The Right to Actions, Not Results
How a 1,000 year old text could change the way you look at business
“The Right to Actions, Not Results.”
This is a quote from the Bhāgavata Purana, a sacred Hindu text from the year 1,000 CE (Common Era), but one that could be applied to today’s business world. While you may not be Hindi (myself included), it offers a fascinating way to approach what means most to you. In today's world, the reality is we are judged on results: whether it's sales, profitability, or deals closed, it makes no difference. What this quote offers is the perspective that we have no control or right to them at all. The only rights we have are to the actions that will bring those results. Sounds intuitive, but lets look a little deeper.
When we create something we are truly invested and committed to, there can be the belief that the results should be what we expect them to be. This can narrow focus, delay adjustments, and ultimately spell success or failure for your endeavor. When you remove these blinders and focus on the actions and dispel any expectations of their product, there is a freedom that allows for greater discovery and possibilities.
This can be applied to either your personal or business goals with the simply put: focus on the action, not the result.
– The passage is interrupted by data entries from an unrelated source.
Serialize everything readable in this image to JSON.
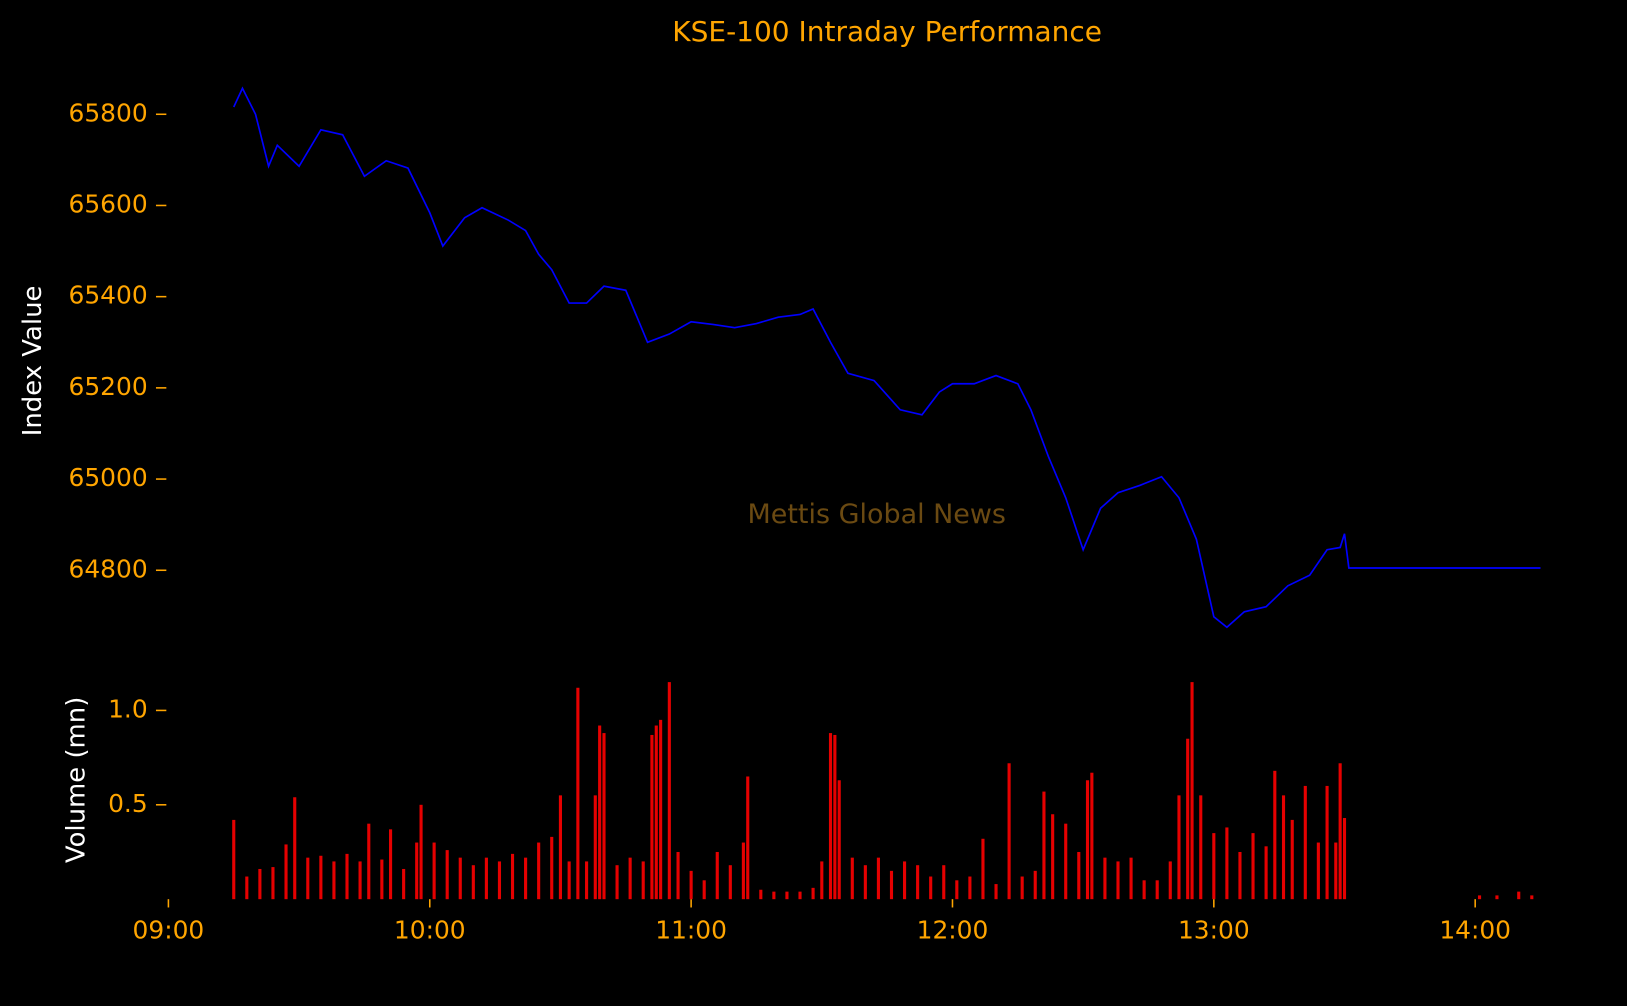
{
  "chart_data": [
    {
      "type": "line",
      "title": "KSE-100 Intraday Performance",
      "ylabel": "Index Value",
      "annotation": "Mettis Global News",
      "color": "#0000ff",
      "x": [
        "09:15",
        "09:17",
        "09:20",
        "09:23",
        "09:25",
        "09:30",
        "09:35",
        "09:40",
        "09:45",
        "09:50",
        "09:55",
        "10:00",
        "10:03",
        "10:08",
        "10:12",
        "10:18",
        "10:22",
        "10:25",
        "10:28",
        "10:32",
        "10:36",
        "10:40",
        "10:45",
        "10:50",
        "10:55",
        "11:00",
        "11:05",
        "11:10",
        "11:15",
        "11:20",
        "11:25",
        "11:28",
        "11:32",
        "11:36",
        "11:42",
        "11:48",
        "11:53",
        "11:57",
        "12:00",
        "12:05",
        "12:10",
        "12:15",
        "12:18",
        "12:22",
        "12:26",
        "12:30",
        "12:34",
        "12:38",
        "12:43",
        "12:48",
        "12:52",
        "12:56",
        "13:00",
        "13:03",
        "13:07",
        "13:12",
        "13:17",
        "13:22",
        "13:26",
        "13:29",
        "13:30",
        "13:31",
        "14:15"
      ],
      "values": [
        65816,
        65857,
        65800,
        65686,
        65732,
        65686,
        65766,
        65755,
        65664,
        65698,
        65682,
        65584,
        65511,
        65573,
        65595,
        65568,
        65545,
        65493,
        65459,
        65386,
        65386,
        65423,
        65414,
        65300,
        65318,
        65345,
        65339,
        65332,
        65341,
        65355,
        65361,
        65373,
        65300,
        65232,
        65216,
        65152,
        65141,
        65191,
        65209,
        65209,
        65227,
        65209,
        65152,
        65050,
        64959,
        64845,
        64936,
        64970,
        64986,
        65005,
        64959,
        64868,
        64698,
        64675,
        64709,
        64720,
        64766,
        64789,
        64845,
        64850,
        64880,
        64805,
        64805
      ],
      "xlim": [
        "09:00",
        "14:15"
      ],
      "ylim": [
        64620,
        65880
      ],
      "yticks": [
        64800,
        65000,
        65200,
        65400,
        65600,
        65800
      ]
    },
    {
      "type": "bar",
      "ylabel": "Volume (mn)",
      "color": "#e60000",
      "x": [
        "09:15",
        "09:18",
        "09:21",
        "09:24",
        "09:27",
        "09:29",
        "09:32",
        "09:35",
        "09:38",
        "09:41",
        "09:44",
        "09:46",
        "09:49",
        "09:51",
        "09:54",
        "09:57",
        "09:58",
        "10:01",
        "10:04",
        "10:07",
        "10:10",
        "10:13",
        "10:16",
        "10:19",
        "10:22",
        "10:25",
        "10:28",
        "10:30",
        "10:32",
        "10:34",
        "10:36",
        "10:38",
        "10:39",
        "10:40",
        "10:43",
        "10:46",
        "10:49",
        "10:51",
        "10:52",
        "10:53",
        "10:55",
        "10:57",
        "11:00",
        "11:03",
        "11:06",
        "11:09",
        "11:12",
        "11:13",
        "11:16",
        "11:19",
        "11:22",
        "11:25",
        "11:28",
        "11:30",
        "11:32",
        "11:33",
        "11:34",
        "11:37",
        "11:40",
        "11:43",
        "11:46",
        "11:49",
        "11:52",
        "11:55",
        "11:58",
        "12:01",
        "12:04",
        "12:07",
        "12:10",
        "12:13",
        "12:16",
        "12:19",
        "12:21",
        "12:23",
        "12:26",
        "12:29",
        "12:31",
        "12:32",
        "12:35",
        "12:38",
        "12:41",
        "12:44",
        "12:47",
        "12:50",
        "12:52",
        "12:54",
        "12:55",
        "12:57",
        "13:00",
        "13:03",
        "13:06",
        "13:09",
        "13:12",
        "13:14",
        "13:16",
        "13:18",
        "13:21",
        "13:24",
        "13:26",
        "13:28",
        "13:29",
        "13:30",
        "14:01",
        "14:05",
        "14:10",
        "14:13"
      ],
      "values": [
        0.42,
        0.12,
        0.16,
        0.17,
        0.29,
        0.54,
        0.22,
        0.23,
        0.2,
        0.24,
        0.2,
        0.4,
        0.21,
        0.37,
        0.16,
        0.3,
        0.5,
        0.3,
        0.26,
        0.22,
        0.18,
        0.22,
        0.2,
        0.24,
        0.22,
        0.3,
        0.33,
        0.55,
        0.2,
        1.12,
        0.2,
        0.55,
        0.92,
        0.88,
        0.18,
        0.22,
        0.2,
        0.87,
        0.92,
        0.95,
        1.15,
        0.25,
        0.15,
        0.1,
        0.25,
        0.18,
        0.3,
        0.65,
        0.05,
        0.04,
        0.04,
        0.04,
        0.06,
        0.2,
        0.88,
        0.87,
        0.63,
        0.22,
        0.18,
        0.22,
        0.15,
        0.2,
        0.18,
        0.12,
        0.18,
        0.1,
        0.12,
        0.32,
        0.08,
        0.72,
        0.12,
        0.15,
        0.57,
        0.45,
        0.4,
        0.25,
        0.63,
        0.67,
        0.22,
        0.2,
        0.22,
        0.1,
        0.1,
        0.2,
        0.55,
        0.85,
        1.15,
        0.55,
        0.35,
        0.38,
        0.25,
        0.35,
        0.28,
        0.68,
        0.55,
        0.42,
        0.6,
        0.3,
        0.6,
        0.3,
        0.72,
        0.43,
        0.02,
        0.02,
        0.04,
        0.02
      ],
      "xlim": [
        "09:00",
        "14:15"
      ],
      "ylim": [
        0,
        1.2
      ],
      "yticks": [
        0.5,
        {
          "value": 1,
          "label": "1.0"
        }
      ],
      "xticks": [
        "09:00",
        "10:00",
        "11:00",
        "12:00",
        "13:00",
        "14:00"
      ]
    }
  ]
}
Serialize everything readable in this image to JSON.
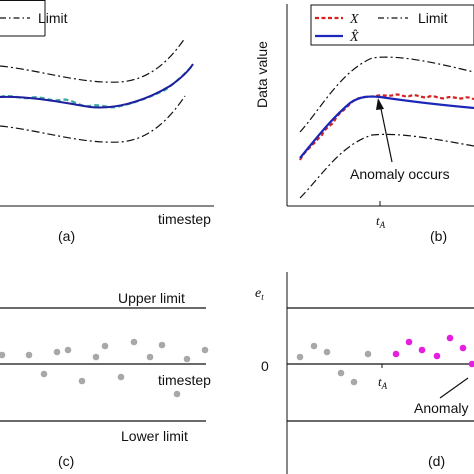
{
  "panels": {
    "a": {
      "caption": "(a)",
      "legend_limit": "Limit",
      "xlabel": "timestep"
    },
    "b": {
      "caption": "(b)",
      "ylabel": "Data value",
      "legend_x": "X",
      "legend_xhat": "X̂",
      "legend_limit": "Limit",
      "annotation": "Anomaly occurs",
      "tick_label": "t",
      "tick_sub": "A"
    },
    "c": {
      "caption": "(c)",
      "upper": "Upper limit",
      "lower": "Lower limit",
      "xlabel": "timestep"
    },
    "d": {
      "caption": "(d)",
      "ylabel": "e",
      "ylabel_sub": "t",
      "zero": "0",
      "tick_label": "t",
      "tick_sub": "A",
      "annotation": "Anomaly"
    }
  },
  "colors": {
    "line": "#1f1f9f",
    "actual": "#d42020",
    "predicted": "#1a27b8",
    "dashed_green": "#3aa6a0",
    "normal_dot": "#a8a8a8",
    "anomaly_dot": "#e51fe0",
    "axis": "#111111"
  }
}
This approach is especially helpful for a goal that does not hold immediate return and requires sustained effort and commitment; requirements for any entrepreneurial pursuit. With a far off goal, the individual actions taken in the present directly influence the results in the future. While understanding and defining the end result is important, we can then identify the individual actions for its attainment.
Let’s give an example I recently encountered. I consulted a start-up consumer products company that wanted to go from $8 million dollars per year to $20 million dollars per year in three years time. Management discussed with the sales staff to set targets, approach, etc. To their credit, they had a great product with a loyal following. Despite tremendous growth thus far, this focus on the result pushed many significant issues to the background from production to logistics to pricing to meet this 2.5x increase in sales.
The result was that these issues that always existed were magnified, margins plummeted as bulk sales required deep discounting, and cash flow issues surfaced as they were not properly staffed to handle the volume of invoicing and receivables. In short, it was disastrous and targets were not reached; I was brought in to make sense of it and find a way out. The post-mortem revealed that the brisk period of growth and demand for the product focused efforts on attaining results and not the action of addressing the issues plaguing the company. They had the right to action (fixing the company), but not the result (2.5x increase in sales).
For me personally as an entrepreneur, I keep this quote close to me, as I am sometimes thinking 10 steps ahead and striving to accomplish something quickly (the result) when the focus should be on the individual actions to achieve it. So whether it’s calling a potential client, making a presentation, or assembling a proposal, my focus is completely off the result.
My hope is that you find this quote as beneficial as I have and may add value should you find thinking too far ahead, as entrepreneurs tend to do.